Tu ne sauras jamais - Une

[Cinemania] Tu ne sauras jamais — Un dernier acte, une ode cinématographique

Dans le cadre du festival Cinémania, le Théâtre Impérial débordait d’enthousiasme vendredi dernier. C’était la toute première mondiale de Tu ne sauras jamais de Robin Aubert, connu pour ses précédents films À l’origine d’un cri (2010) et Les affamés (2017). Le film, une production d’Étienne Hansez pour BRAVO CHARLIE, a vu le jour grâce à l’esprit collaboratif et à l’engagement d’une équipe talentueuse. D’ailleurs, lors de cette soirée mémorable, acteurs et créateurs étaient présents, témoignant de l’union de leurs talents pour la concrétisation de ce projet artistique.

Tu ne sauras jamais - Affiche

Il convient de mettre en lumière le talent de Julie Roy dans l’élaboration du scénario de Robin Aubert. Avec délicatesse, elle a su entrelacer avec finesse les silences et les non-dits, donnant au film une texture narrative riche en sous-entendus. 

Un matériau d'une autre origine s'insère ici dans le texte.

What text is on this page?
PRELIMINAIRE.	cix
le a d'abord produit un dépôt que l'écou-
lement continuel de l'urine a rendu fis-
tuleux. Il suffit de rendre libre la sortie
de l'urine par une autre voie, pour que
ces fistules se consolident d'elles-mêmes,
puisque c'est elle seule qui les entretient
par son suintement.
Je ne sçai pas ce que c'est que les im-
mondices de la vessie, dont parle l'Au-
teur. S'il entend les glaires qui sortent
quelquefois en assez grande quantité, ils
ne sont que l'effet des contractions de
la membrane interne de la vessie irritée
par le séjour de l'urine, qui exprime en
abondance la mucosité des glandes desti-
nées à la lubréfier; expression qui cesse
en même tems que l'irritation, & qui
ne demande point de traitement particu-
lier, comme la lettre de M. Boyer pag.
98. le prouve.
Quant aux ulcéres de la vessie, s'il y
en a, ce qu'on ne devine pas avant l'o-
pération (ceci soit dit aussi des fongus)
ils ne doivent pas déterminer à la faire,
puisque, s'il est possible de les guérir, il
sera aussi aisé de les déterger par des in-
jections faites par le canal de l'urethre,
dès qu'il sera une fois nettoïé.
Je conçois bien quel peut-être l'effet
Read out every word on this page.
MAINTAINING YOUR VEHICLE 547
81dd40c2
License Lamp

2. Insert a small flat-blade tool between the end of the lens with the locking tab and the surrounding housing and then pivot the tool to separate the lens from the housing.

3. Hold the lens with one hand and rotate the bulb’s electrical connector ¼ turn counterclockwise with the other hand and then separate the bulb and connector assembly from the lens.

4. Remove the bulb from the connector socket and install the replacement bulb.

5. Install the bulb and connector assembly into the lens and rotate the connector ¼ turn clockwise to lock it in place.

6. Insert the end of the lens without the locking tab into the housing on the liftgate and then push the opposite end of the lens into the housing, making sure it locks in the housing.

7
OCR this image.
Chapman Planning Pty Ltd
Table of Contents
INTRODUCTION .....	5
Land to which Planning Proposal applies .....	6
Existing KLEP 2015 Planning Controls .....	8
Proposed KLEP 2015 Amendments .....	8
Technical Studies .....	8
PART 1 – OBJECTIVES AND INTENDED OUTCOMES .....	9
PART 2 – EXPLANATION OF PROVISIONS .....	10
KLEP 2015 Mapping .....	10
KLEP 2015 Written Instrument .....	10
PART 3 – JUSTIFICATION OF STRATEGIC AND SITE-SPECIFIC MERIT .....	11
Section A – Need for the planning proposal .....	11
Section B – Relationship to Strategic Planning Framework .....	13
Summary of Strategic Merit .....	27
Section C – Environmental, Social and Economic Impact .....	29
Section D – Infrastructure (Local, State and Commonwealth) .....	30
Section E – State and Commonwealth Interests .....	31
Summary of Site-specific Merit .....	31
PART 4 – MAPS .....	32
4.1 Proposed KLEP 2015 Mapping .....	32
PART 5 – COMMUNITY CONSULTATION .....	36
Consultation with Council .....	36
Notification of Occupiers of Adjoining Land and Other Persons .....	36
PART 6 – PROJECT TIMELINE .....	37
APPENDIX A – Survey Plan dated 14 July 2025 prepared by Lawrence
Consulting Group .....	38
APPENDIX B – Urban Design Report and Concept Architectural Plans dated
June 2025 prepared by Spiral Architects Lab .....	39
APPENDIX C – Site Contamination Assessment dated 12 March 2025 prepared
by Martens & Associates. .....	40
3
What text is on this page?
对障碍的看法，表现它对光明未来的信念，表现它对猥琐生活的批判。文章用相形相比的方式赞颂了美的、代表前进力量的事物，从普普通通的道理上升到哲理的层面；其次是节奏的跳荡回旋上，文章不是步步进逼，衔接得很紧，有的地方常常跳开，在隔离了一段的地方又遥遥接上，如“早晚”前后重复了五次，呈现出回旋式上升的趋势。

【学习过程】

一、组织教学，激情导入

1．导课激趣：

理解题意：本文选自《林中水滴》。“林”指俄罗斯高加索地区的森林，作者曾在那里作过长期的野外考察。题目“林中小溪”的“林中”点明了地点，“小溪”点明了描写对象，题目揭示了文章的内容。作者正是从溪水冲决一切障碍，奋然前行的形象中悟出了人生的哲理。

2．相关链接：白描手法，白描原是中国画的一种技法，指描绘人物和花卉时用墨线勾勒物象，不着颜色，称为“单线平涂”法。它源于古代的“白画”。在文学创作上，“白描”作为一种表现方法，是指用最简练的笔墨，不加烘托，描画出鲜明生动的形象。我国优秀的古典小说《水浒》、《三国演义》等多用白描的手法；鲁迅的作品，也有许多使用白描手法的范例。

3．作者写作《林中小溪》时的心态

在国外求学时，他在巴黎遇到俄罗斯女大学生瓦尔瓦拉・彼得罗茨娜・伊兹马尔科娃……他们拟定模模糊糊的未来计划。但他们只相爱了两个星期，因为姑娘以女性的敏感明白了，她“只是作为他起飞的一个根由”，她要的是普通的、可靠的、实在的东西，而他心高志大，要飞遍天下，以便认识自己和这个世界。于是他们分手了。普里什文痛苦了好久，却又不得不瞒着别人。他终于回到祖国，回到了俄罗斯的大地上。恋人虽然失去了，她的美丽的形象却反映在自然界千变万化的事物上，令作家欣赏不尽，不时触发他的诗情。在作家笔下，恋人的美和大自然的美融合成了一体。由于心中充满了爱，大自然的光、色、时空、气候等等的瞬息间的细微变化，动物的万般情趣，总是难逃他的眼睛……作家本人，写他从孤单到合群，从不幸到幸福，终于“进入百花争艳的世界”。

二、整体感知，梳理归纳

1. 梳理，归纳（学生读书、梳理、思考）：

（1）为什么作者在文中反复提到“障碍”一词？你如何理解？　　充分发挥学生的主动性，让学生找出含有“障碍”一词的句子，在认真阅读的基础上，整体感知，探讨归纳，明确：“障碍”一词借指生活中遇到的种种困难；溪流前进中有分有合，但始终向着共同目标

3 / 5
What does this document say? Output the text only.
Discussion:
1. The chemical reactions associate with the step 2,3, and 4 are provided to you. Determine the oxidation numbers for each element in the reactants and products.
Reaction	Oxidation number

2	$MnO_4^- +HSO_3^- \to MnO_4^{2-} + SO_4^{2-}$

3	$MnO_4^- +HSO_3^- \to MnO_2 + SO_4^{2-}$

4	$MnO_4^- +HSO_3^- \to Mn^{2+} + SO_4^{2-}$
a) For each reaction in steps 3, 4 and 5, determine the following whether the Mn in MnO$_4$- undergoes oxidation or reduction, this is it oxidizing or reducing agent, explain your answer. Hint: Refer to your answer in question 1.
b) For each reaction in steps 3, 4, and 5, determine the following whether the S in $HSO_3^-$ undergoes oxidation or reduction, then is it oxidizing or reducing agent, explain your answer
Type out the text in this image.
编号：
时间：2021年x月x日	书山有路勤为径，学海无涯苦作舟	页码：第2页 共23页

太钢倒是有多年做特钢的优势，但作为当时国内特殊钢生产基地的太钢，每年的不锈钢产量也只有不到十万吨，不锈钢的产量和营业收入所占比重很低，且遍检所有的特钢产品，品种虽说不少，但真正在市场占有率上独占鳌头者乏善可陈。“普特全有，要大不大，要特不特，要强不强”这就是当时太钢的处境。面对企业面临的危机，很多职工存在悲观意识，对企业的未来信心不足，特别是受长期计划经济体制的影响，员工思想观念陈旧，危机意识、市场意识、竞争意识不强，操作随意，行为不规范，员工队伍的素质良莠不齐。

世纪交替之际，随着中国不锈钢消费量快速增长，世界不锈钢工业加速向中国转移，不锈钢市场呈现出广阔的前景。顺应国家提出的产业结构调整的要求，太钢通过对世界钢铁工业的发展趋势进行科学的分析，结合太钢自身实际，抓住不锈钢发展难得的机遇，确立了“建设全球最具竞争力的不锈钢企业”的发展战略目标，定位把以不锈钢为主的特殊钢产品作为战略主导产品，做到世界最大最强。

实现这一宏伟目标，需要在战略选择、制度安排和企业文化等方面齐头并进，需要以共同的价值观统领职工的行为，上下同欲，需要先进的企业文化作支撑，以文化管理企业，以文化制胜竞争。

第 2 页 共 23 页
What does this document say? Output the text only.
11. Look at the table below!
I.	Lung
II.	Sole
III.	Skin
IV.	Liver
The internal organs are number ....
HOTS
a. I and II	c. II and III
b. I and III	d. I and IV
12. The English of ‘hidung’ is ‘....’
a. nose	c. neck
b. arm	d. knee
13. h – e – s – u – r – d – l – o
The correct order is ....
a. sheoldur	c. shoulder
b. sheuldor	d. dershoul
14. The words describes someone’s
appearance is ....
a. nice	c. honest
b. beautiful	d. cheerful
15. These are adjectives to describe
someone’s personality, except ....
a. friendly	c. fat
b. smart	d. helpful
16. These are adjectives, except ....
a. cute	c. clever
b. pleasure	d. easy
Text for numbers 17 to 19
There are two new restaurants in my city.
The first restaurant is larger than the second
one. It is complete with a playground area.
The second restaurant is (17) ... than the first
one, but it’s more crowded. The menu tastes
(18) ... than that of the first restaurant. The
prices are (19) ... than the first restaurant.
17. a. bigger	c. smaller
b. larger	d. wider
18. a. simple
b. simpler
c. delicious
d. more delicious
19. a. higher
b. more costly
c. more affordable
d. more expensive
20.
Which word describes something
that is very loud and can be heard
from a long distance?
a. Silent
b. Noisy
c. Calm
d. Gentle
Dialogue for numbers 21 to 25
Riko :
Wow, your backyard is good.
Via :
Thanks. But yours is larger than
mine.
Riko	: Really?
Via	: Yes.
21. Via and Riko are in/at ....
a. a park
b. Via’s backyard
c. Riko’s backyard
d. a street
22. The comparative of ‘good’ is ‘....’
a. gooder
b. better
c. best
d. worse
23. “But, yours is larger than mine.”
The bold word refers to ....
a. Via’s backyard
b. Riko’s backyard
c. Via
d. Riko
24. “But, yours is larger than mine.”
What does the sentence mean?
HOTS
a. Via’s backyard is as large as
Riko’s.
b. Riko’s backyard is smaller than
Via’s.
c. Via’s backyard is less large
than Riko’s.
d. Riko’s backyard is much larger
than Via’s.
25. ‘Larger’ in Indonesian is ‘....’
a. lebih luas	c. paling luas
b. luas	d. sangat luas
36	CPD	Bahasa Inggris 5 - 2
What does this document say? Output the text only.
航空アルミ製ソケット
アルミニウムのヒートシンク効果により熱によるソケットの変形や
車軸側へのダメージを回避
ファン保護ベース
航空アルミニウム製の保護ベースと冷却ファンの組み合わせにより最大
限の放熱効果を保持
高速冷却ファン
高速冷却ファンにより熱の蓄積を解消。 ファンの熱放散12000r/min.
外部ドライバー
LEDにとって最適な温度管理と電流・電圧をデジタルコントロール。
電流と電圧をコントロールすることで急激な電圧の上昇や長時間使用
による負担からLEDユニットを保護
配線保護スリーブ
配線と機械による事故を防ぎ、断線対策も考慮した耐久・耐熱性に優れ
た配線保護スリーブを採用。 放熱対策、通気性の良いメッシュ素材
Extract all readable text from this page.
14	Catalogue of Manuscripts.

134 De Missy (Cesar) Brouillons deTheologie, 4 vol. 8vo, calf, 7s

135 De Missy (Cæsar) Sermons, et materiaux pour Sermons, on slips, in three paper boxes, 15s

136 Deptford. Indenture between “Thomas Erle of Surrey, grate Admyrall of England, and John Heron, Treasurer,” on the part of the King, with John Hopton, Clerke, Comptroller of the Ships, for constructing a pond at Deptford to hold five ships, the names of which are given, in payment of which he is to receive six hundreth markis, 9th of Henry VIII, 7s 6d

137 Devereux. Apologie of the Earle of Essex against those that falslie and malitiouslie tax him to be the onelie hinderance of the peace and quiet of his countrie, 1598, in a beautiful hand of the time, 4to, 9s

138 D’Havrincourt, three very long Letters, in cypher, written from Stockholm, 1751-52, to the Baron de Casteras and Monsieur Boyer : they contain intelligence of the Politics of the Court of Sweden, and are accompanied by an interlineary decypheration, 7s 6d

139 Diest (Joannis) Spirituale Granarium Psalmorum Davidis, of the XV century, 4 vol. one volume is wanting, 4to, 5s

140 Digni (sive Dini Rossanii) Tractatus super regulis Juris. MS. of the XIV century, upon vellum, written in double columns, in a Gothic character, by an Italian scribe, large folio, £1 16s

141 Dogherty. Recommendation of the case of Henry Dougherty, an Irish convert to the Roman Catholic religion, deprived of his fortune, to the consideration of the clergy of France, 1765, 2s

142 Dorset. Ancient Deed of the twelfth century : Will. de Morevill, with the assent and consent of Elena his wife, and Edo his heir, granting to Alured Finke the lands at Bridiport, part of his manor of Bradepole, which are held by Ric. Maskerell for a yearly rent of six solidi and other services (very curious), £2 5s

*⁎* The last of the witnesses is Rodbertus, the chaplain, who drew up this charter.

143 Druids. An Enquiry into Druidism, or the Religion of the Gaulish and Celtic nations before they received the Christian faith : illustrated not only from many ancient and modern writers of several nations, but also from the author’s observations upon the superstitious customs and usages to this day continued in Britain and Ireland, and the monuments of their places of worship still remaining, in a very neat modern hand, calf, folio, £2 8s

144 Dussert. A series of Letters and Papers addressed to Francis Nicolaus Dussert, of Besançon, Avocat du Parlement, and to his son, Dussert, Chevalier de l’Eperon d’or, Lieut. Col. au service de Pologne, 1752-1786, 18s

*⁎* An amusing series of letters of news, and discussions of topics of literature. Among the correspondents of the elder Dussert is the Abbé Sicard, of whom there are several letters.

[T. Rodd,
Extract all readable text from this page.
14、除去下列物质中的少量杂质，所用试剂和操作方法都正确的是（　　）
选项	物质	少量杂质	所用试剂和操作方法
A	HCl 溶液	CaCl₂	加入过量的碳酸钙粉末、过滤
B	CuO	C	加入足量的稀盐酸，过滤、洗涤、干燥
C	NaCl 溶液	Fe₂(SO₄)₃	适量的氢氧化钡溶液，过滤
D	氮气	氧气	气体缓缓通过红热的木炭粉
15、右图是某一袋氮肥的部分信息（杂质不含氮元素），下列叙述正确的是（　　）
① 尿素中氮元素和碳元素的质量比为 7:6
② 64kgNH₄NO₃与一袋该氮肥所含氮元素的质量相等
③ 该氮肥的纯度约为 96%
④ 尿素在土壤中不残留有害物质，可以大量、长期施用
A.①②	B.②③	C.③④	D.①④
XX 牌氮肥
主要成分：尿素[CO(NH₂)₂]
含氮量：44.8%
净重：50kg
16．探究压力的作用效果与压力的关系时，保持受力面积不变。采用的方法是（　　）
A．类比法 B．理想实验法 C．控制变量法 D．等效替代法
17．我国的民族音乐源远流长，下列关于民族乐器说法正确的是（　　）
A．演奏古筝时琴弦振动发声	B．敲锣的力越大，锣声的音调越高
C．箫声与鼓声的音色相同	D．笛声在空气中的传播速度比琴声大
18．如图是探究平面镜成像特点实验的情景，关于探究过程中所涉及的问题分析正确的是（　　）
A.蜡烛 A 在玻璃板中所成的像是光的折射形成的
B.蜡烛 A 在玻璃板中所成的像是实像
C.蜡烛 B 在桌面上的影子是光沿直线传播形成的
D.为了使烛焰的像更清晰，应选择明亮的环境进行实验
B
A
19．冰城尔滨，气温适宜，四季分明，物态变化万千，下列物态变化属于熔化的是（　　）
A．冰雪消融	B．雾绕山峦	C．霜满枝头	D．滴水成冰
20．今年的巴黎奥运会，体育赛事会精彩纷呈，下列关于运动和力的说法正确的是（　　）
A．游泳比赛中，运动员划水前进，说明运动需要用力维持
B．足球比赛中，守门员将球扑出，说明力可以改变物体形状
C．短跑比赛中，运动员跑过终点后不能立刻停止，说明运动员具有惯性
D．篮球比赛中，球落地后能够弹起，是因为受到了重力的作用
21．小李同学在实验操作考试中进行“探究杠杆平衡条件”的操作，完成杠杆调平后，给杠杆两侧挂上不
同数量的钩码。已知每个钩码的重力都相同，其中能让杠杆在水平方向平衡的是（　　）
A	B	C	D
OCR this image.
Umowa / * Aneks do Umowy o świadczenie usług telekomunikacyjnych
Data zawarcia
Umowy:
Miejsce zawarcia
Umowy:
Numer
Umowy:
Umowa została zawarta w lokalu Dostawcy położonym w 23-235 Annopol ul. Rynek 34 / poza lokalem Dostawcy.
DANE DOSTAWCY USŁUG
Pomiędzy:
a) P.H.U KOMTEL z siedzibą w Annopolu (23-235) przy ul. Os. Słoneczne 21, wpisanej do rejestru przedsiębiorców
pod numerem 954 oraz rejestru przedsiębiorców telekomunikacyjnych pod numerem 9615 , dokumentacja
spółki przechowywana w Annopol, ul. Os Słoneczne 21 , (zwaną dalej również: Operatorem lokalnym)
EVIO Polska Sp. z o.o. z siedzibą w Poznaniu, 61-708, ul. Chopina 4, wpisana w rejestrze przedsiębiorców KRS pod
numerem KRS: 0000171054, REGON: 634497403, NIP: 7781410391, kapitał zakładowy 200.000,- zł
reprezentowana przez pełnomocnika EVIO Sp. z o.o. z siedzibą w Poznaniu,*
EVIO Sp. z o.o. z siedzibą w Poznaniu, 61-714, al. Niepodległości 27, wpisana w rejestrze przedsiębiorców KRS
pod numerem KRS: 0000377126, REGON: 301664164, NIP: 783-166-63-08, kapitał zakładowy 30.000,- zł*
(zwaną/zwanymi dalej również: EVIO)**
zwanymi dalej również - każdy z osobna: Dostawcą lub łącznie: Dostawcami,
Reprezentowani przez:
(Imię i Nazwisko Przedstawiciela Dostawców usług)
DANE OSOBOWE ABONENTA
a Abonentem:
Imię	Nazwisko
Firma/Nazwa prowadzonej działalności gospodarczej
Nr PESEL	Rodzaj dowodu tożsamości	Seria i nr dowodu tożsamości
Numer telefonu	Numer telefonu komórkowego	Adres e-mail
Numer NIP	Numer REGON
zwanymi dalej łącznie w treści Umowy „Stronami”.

Le récit dépeint la quête touchante de Paul Vincent (interprété par Martin Naud), un homme d’âge mûr cloîtré dans sa chambre de maison de retraite qui mobilise toute son énergie pour revoir une dernière fois la femme qu’il aime. Avec ce film, Robin Aubert rend un hommage sincère à la vieillesse, aux soignants des CHSLD et aux bénévoles qui ont été des piliers durant la pandémie. Ce film touche par son authenticité, il parle de vie, de soin, d’adieu, et des petites choses qui nous lient les uns aux autres. Il est là aussi pour nous rappeler la force des liens affectifs, même en fin de vie.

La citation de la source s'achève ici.